Вот такая она бригада Пашниной, которую в пример ставил Бусыгину его приятель Вася Гусев.

— А чем они берут? — спросил Николай.

— Поглядеть надо. После смены пойду к ним, погляжу — что к чему. А с Анкой я толковал.

— И что?

— Все просто: вместе техпроцесс обсуждают, все учатся в стахановской школе. Потом — взаимовыручка. В общем ничего особенного, старая песня: один за всех, все за одного. Комсорг Нина Зайцева мне сказала: девчата работают художественно.

— Это как понять? — пожал плечами Бусыгин.

— Я так понимаю: то есть с огоньком, с выдумкой, с поиском лучшего. Нинка Зайцева — девчонка умная, она скажет — так скажет. Она там всему голова, заводила.

Николай подумал о чем-то своем, улыбнулся, потом сказал:

— Вася, пригласи Анку Пашнину и всех ее девчат Новый год встречать… И я с вами.

— Давай!

Девушки из бригады Пашниной без всяких церемоний согласились встретить Новый год вместе с бригадой Гусева. К ним примкнул и Бусыгин. Демин и другие члены его бригады, кроме Николая, были с семьями — что же с ними делать Бусыгину? Хотя звали и уговаривали все.

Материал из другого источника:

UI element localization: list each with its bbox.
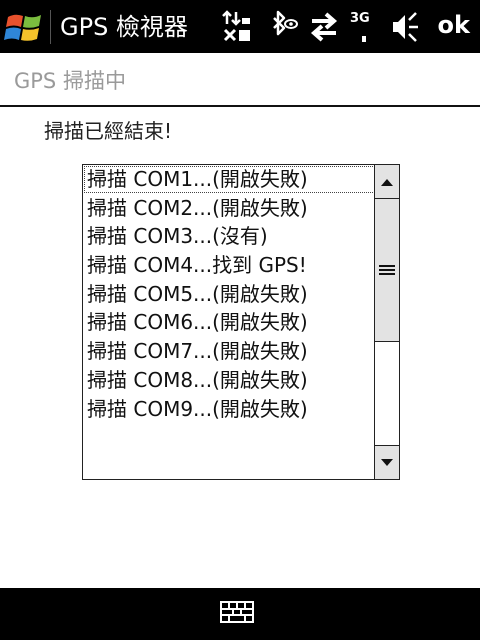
- network-transfer-icon[interactable]: [222, 8, 252, 46]
- windows-start-icon[interactable]: [4, 8, 46, 46]
- arrow-up-icon: [381, 179, 393, 186]
- header-divider: [0, 105, 480, 107]
- title-bar: GPS 檢視器 3G ok: [0, 0, 480, 53]
- page-title: GPS 掃描中: [14, 69, 126, 93]
- scroll-up-button[interactable]: [375, 165, 399, 199]
- app-title: GPS 檢視器: [60, 13, 188, 41]
- title-separator: [50, 10, 51, 44]
- scan-results-listbox[interactable]: 掃描 COM1...(開啟失敗) 掃描 COM2...(開啟失敗) 掃描 COM3.…: [82, 164, 400, 480]
- scrollbar[interactable]: [374, 165, 399, 479]
- list-item[interactable]: 掃描 COM5...(開啟失敗): [83, 280, 376, 309]
- grip-icon: [379, 265, 395, 275]
- list-item[interactable]: 掃描 COM6...(開啟失敗): [83, 308, 376, 337]
- list-item[interactable]: 掃描 COM1...(開啟失敗): [83, 165, 376, 194]
- network-type-label: 3G: [350, 11, 370, 26]
- scroll-thumb[interactable]: [375, 199, 399, 342]
- arrow-down-icon: [381, 459, 393, 466]
- scroll-down-button[interactable]: [375, 445, 399, 479]
- volume-mute-icon[interactable]: [390, 8, 420, 46]
- keyboard-icon[interactable]: [220, 600, 254, 624]
- ok-button[interactable]: ok: [438, 10, 470, 40]
- list-item[interactable]: 掃描 COM9...(開啟失敗): [83, 395, 376, 424]
- scan-status-text: 掃描已經結束!: [44, 119, 173, 143]
- list-item[interactable]: 掃描 COM7...(開啟失敗): [83, 337, 376, 366]
- content-area: GPS 掃描中 掃描已經結束! 掃描 COM1...(開啟失敗) 掃描 COM2.…: [0, 53, 480, 588]
- sync-arrows-icon[interactable]: [308, 8, 340, 46]
- soft-key-bar: [0, 588, 480, 640]
- scan-results-list[interactable]: 掃描 COM1...(開啟失敗) 掃描 COM2...(開啟失敗) 掃描 COM3.…: [83, 165, 376, 479]
- scroll-track[interactable]: [375, 342, 399, 445]
- bluetooth-icon[interactable]: [266, 8, 298, 46]
- list-item[interactable]: 掃描 COM8...(開啟失敗): [83, 366, 376, 395]
- list-item[interactable]: 掃描 COM2...(開啟失敗): [83, 194, 376, 223]
- list-item[interactable]: 掃描 COM3...(沒有): [83, 222, 376, 251]
- 3g-signal-icon[interactable]: 3G: [348, 8, 378, 46]
- list-item[interactable]: 掃描 COM4...找到 GPS!: [83, 251, 376, 280]
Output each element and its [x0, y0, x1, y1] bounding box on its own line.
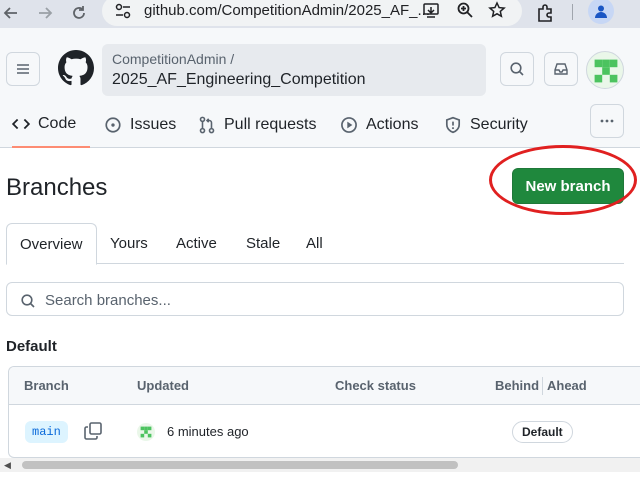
section-title-default: Default [6, 338, 57, 355]
hamburger-icon [17, 64, 29, 74]
search-button[interactable] [500, 52, 534, 86]
repo-header: CompetitionAdmin / 2025_AF_Engineering_C… [0, 28, 640, 148]
inbox-icon [554, 63, 568, 75]
column-header-updated: Updated [137, 378, 189, 393]
table-header: Branch Updated Check status Behind Ahead [9, 367, 640, 405]
tab-issues[interactable]: Issues [104, 102, 176, 148]
repo-breadcrumb: CompetitionAdmin / 2025_AF_Engineering_C… [102, 44, 486, 96]
updated-time: 6 minutes ago [167, 424, 249, 439]
repo-nav: Code Issues Pull requests Actions Securi… [0, 102, 640, 148]
search-input[interactable] [45, 289, 605, 311]
committer-avatar[interactable] [137, 423, 155, 441]
issue-icon [105, 117, 121, 133]
pull-request-icon [199, 116, 215, 134]
code-icon [12, 118, 30, 130]
search-icon [510, 62, 524, 76]
site-settings-icon[interactable] [114, 2, 132, 25]
branch-filter-tabs: Overview Yours Active Stale All [6, 223, 624, 265]
branch-search-box [6, 282, 624, 316]
tab-label: Actions [366, 116, 419, 133]
subtab-active[interactable]: Active [176, 223, 217, 264]
scrollbar-thumb[interactable] [22, 461, 458, 469]
subtab-stale[interactable]: Stale [246, 223, 280, 264]
user-avatar[interactable] [586, 51, 624, 89]
tab-label: Security [470, 116, 528, 133]
branches-table: Branch Updated Check status Behind Ahead… [8, 366, 640, 458]
hamburger-menu-button[interactable] [6, 52, 40, 86]
repo-name-link[interactable]: 2025_AF_Engineering_Competition [112, 71, 366, 89]
subtab-overview[interactable]: Overview [6, 223, 97, 265]
column-header-ahead: Ahead [547, 378, 587, 393]
page-title: Branches [6, 174, 108, 201]
default-badge: Default [512, 421, 573, 443]
reload-icon[interactable] [68, 2, 90, 24]
more-tabs-button[interactable] [590, 104, 624, 138]
subtab-yours[interactable]: Yours [110, 223, 148, 264]
tab-label: Pull requests [224, 116, 317, 133]
browser-toolbar: github.com/CompetitionAdmin/2025_AF_... [0, 0, 640, 28]
zoom-icon[interactable] [456, 1, 474, 24]
tab-actions[interactable]: Actions [340, 102, 418, 148]
forward-arrow-icon[interactable] [34, 2, 56, 24]
tab-label: Issues [130, 116, 177, 133]
column-header-behind: Behind [495, 378, 540, 393]
tab-label: Code [38, 115, 77, 132]
repo-owner-link[interactable]: CompetitionAdmin / [112, 51, 234, 67]
column-header-check-status: Check status [335, 378, 416, 393]
scroll-left-arrow-icon[interactable]: ◀ [4, 460, 11, 471]
table-row: main 6 minutes ago Default [9, 405, 640, 457]
tab-code[interactable]: Code [12, 102, 91, 148]
toolbar-divider [572, 4, 573, 20]
horizontal-scrollbar[interactable]: ◀ [0, 458, 640, 472]
profile-icon[interactable] [588, 0, 614, 24]
shield-icon [445, 116, 461, 134]
bookmark-star-icon[interactable] [488, 1, 506, 24]
address-url[interactable]: github.com/CompetitionAdmin/2025_AF_... [144, 2, 430, 19]
copy-icon[interactable] [83, 421, 103, 446]
page-background [0, 472, 640, 494]
column-header-branch: Branch [24, 378, 69, 393]
branch-name-link[interactable]: main [25, 421, 68, 443]
column-divider [542, 377, 543, 395]
extensions-icon[interactable] [536, 3, 556, 28]
identicon-icon [140, 426, 152, 438]
install-app-icon[interactable] [422, 1, 440, 24]
search-icon [21, 294, 35, 308]
identicon-icon [594, 59, 618, 83]
github-logo-icon[interactable] [58, 50, 94, 91]
tab-pull-requests[interactable]: Pull requests [198, 102, 317, 148]
annotation-highlight-ring [489, 145, 637, 215]
inbox-button[interactable] [544, 52, 578, 86]
back-arrow-icon[interactable] [0, 2, 22, 24]
tab-security[interactable]: Security [444, 102, 528, 148]
play-icon [341, 117, 357, 133]
address-bar[interactable]: github.com/CompetitionAdmin/2025_AF_... [102, 0, 522, 26]
subtab-all[interactable]: All [306, 223, 323, 264]
kebab-icon [600, 119, 614, 123]
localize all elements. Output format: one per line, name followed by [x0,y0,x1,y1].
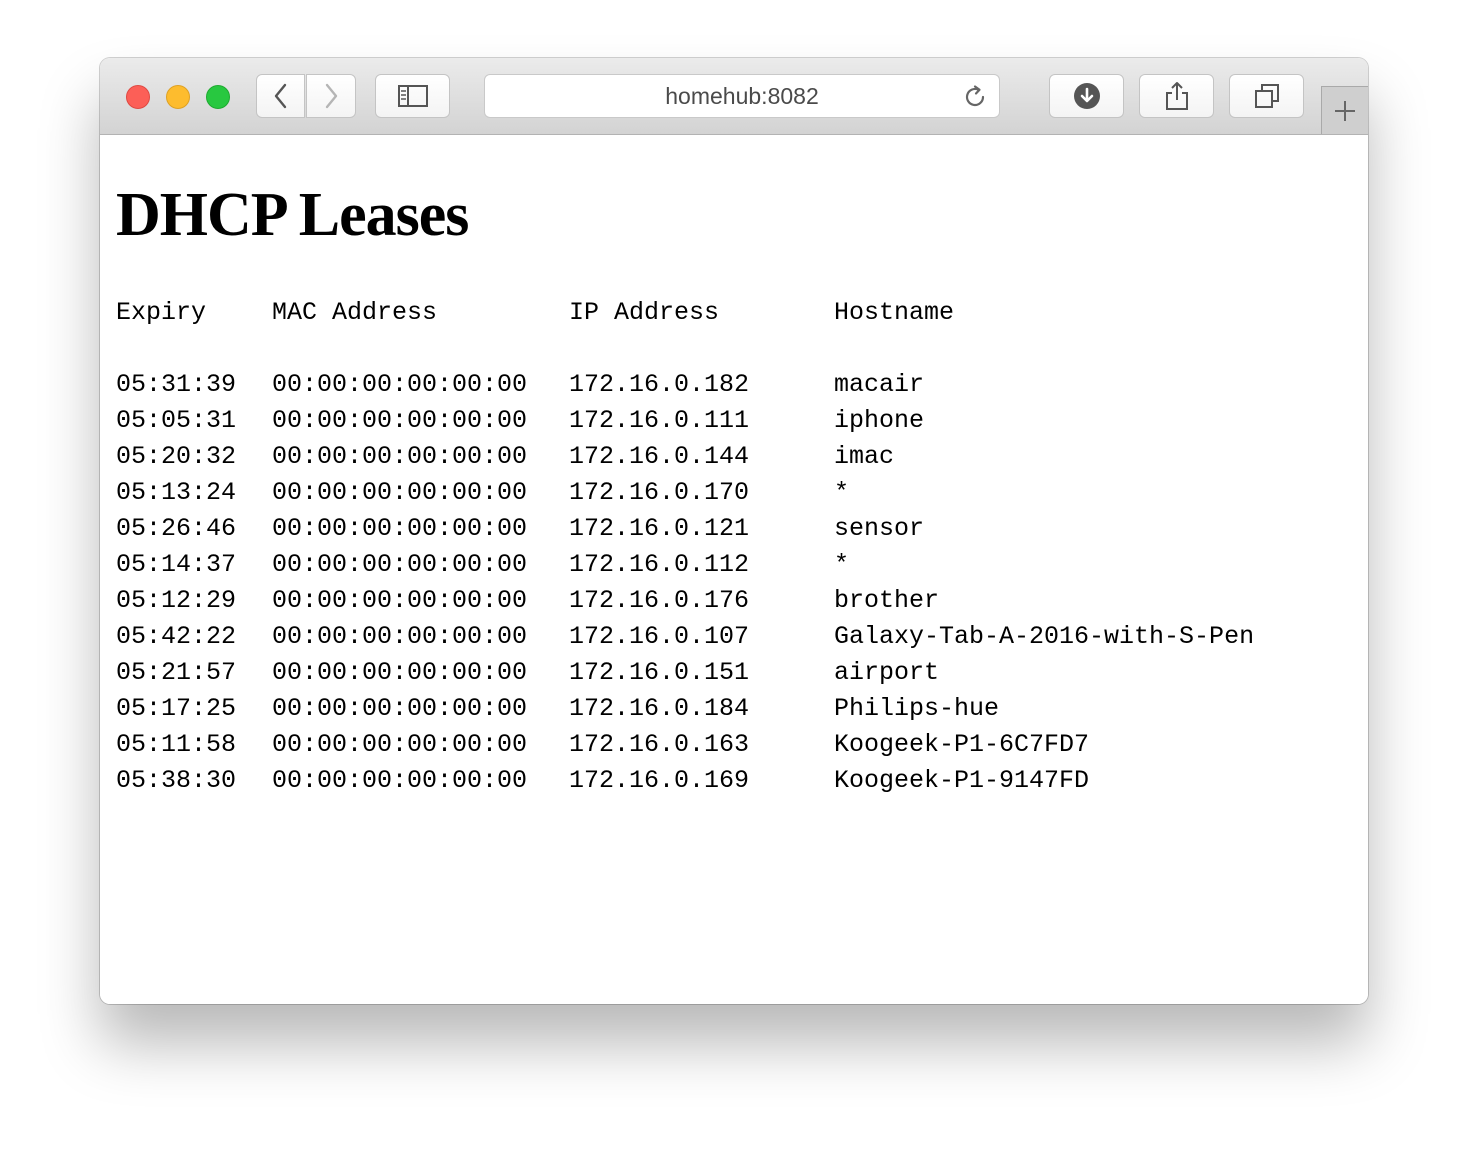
lease-ip-address: 172.16.0.151 [569,658,750,687]
zoom-window-button[interactable] [206,85,230,109]
table-row: 05:42:22 00:00:00:00:00:00 172.16.0.107 Gal… [116,619,1254,655]
lease-mac-address: 00:00:00:00:00:00 [272,586,528,615]
table-row: 05:21:57 00:00:00:00:00:00 172.16.0.151 air… [116,655,939,691]
lease-expiry: 05:12:29 [116,586,237,615]
lease-hostname: Koogeek-P1-6C7FD7 [834,730,1090,759]
share-button[interactable] [1139,74,1214,118]
sidebar-toggle-button[interactable] [375,74,450,118]
lease-mac-address: 00:00:00:00:00:00 [272,694,528,723]
lease-ip-address: 172.16.0.111 [569,406,750,435]
new-tab-button[interactable] [1321,86,1368,134]
column-header-hostname: Hostname [834,298,955,327]
table-row: 05:20:32 00:00:00:00:00:00 172.16.0.144 ima… [116,439,894,475]
chevron-left-icon [274,83,286,109]
lease-expiry: 05:17:25 [116,694,237,723]
lease-hostname: macair [834,370,925,399]
lease-ip-address: 172.16.0.107 [569,622,750,651]
lease-expiry: 05:26:46 [116,514,237,543]
lease-expiry: 05:05:31 [116,406,237,435]
address-bar[interactable]: homehub:8082 [484,74,1000,118]
lease-expiry: 05:21:57 [116,658,237,687]
lease-expiry: 05:20:32 [116,442,237,471]
lease-rows: 05:31:39 00:00:00:00:00:00 172.16.0.182 mac… [116,367,1254,799]
table-header: Expiry MAC Address IP Address Hostname [116,295,954,331]
table-row: 05:11:58 00:00:00:00:00:00 172.16.0.163 Koo… [116,727,1089,763]
lease-ip-address: 172.16.0.182 [569,370,750,399]
lease-expiry: 05:14:37 [116,550,237,579]
close-window-button[interactable] [126,85,150,109]
lease-ip-address: 172.16.0.184 [569,694,750,723]
lease-expiry: 05:11:58 [116,730,237,759]
column-header-mac: MAC Address [272,298,438,327]
back-button[interactable] [256,74,305,118]
lease-expiry: 05:31:39 [116,370,237,399]
url-text: homehub:8082 [665,82,819,109]
browser-toolbar: homehub:8082 [100,58,1368,135]
table-row: 05:12:29 00:00:00:00:00:00 172.16.0.176 bro… [116,583,939,619]
lease-mac-address: 00:00:00:00:00:00 [272,514,528,543]
table-row: 05:38:30 00:00:00:00:00:00 172.16.0.169 Koo… [116,763,1089,799]
sidebar-icon [397,85,428,107]
lease-ip-address: 172.16.0.163 [569,730,750,759]
lease-mac-address: 00:00:00:00:00:00 [272,370,528,399]
chevron-right-icon [325,83,338,109]
lease-mac-address: 00:00:00:00:00:00 [272,406,528,435]
share-icon [1165,82,1188,110]
lease-ip-address: 172.16.0.112 [569,550,750,579]
show-tabs-button[interactable] [1229,74,1304,118]
table-row: 05:26:46 00:00:00:00:00:00 172.16.0.121 sen… [116,511,924,547]
lease-mac-address: 00:00:00:00:00:00 [272,442,528,471]
lease-ip-address: 172.16.0.170 [569,478,750,507]
page-content: DHCP Leases Expiry MAC Address IP Addres… [100,135,1368,1004]
table-row: 05:17:25 00:00:00:00:00:00 172.16.0.184 Phi… [116,691,999,727]
lease-ip-address: 172.16.0.176 [569,586,750,615]
downloads-button[interactable] [1049,74,1124,118]
lease-expiry: 05:13:24 [116,478,237,507]
lease-hostname: Koogeek-P1-9147FD [834,766,1090,795]
column-header-ip: IP Address [569,298,720,327]
lease-hostname: brother [834,586,940,615]
minimize-window-button[interactable] [166,85,190,109]
lease-hostname: Philips-hue [834,694,1000,723]
table-row: 05:14:37 00:00:00:00:00:00 172.16.0.112 * [116,547,849,583]
lease-mac-address: 00:00:00:00:00:00 [272,658,528,687]
column-header-expiry: Expiry [116,298,207,327]
table-row: 05:13:24 00:00:00:00:00:00 172.16.0.170 * [116,475,849,511]
lease-expiry: 05:38:30 [116,766,237,795]
tabs-overview-icon [1254,84,1279,108]
lease-mac-address: 00:00:00:00:00:00 [272,478,528,507]
table-row: 05:31:39 00:00:00:00:00:00 172.16.0.182 mac… [116,367,924,403]
download-icon [1073,83,1100,109]
lease-hostname: * [834,550,850,579]
lease-mac-address: 00:00:00:00:00:00 [272,730,528,759]
lease-hostname: * [834,478,850,507]
table-row: 05:05:31 00:00:00:00:00:00 172.16.0.111 iph… [116,403,924,439]
lease-table: Expiry MAC Address IP Address Hostname 0… [116,295,1254,799]
lease-hostname: Galaxy-Tab-A-2016-with-S-Pen [834,622,1255,651]
reload-icon[interactable] [963,84,989,110]
lease-hostname: airport [834,658,940,687]
lease-hostname: sensor [834,514,925,543]
lease-expiry: 05:42:22 [116,622,237,651]
lease-ip-address: 172.16.0.144 [569,442,750,471]
lease-ip-address: 172.16.0.121 [569,514,750,543]
lease-mac-address: 00:00:00:00:00:00 [272,622,528,651]
browser-window: homehub:8082 DHCP Leases Expiry MAC Addr… [100,58,1368,1004]
lease-hostname: imac [834,442,895,471]
lease-hostname: iphone [834,406,925,435]
lease-mac-address: 00:00:00:00:00:00 [272,766,528,795]
lease-ip-address: 172.16.0.169 [569,766,750,795]
plus-icon [1335,100,1355,121]
lease-mac-address: 00:00:00:00:00:00 [272,550,528,579]
forward-button[interactable] [306,74,356,118]
page-title: DHCP Leases [116,181,469,249]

Собрались в одной из комнат общежития. Вина было — по одному глотку, зато много винегрета и смеха.

Девчата закидывали парней «критическими снарядами». А парни разговаривали чуть повышенно, чуть бодрее и острее, чем обычно. И хотя вечер был новогодний, разговор сразу принял «производственный» уклон.

— Чего это, — сказал Гусев, — вы назвали свою бригаду именем Гастелло? Свою отчаянность хотите подчеркнуть?

— Почему же отчаянность, — спокойно и тихо ответила Аня. — Верность и непреклонность — вот что.

— Та-а-ак, — протянул Вася. — А если наша бригада у вас первенство отберет?

Лиза Анфилофьева усмехнулась.

— Сказала Настя: як удастся.

— Удастся, — уверенно ответил Гусев.

Аня, услышав слова Гусева, ответила:

— Васенька, в перваках ходить нелегко, первенство трудно заслужить, но еще труднее удержать. И ты не терзай себя, не занимайся самоедством. Первенство не отдадим. Вы бы пока бригаду Саши Садиковой догнали.

Вася аж подпрыгнул от этих слов.

— Ой, держись, Анка! Если мы вас не обгоним, то как же после этого с товарищами разговаривать буду?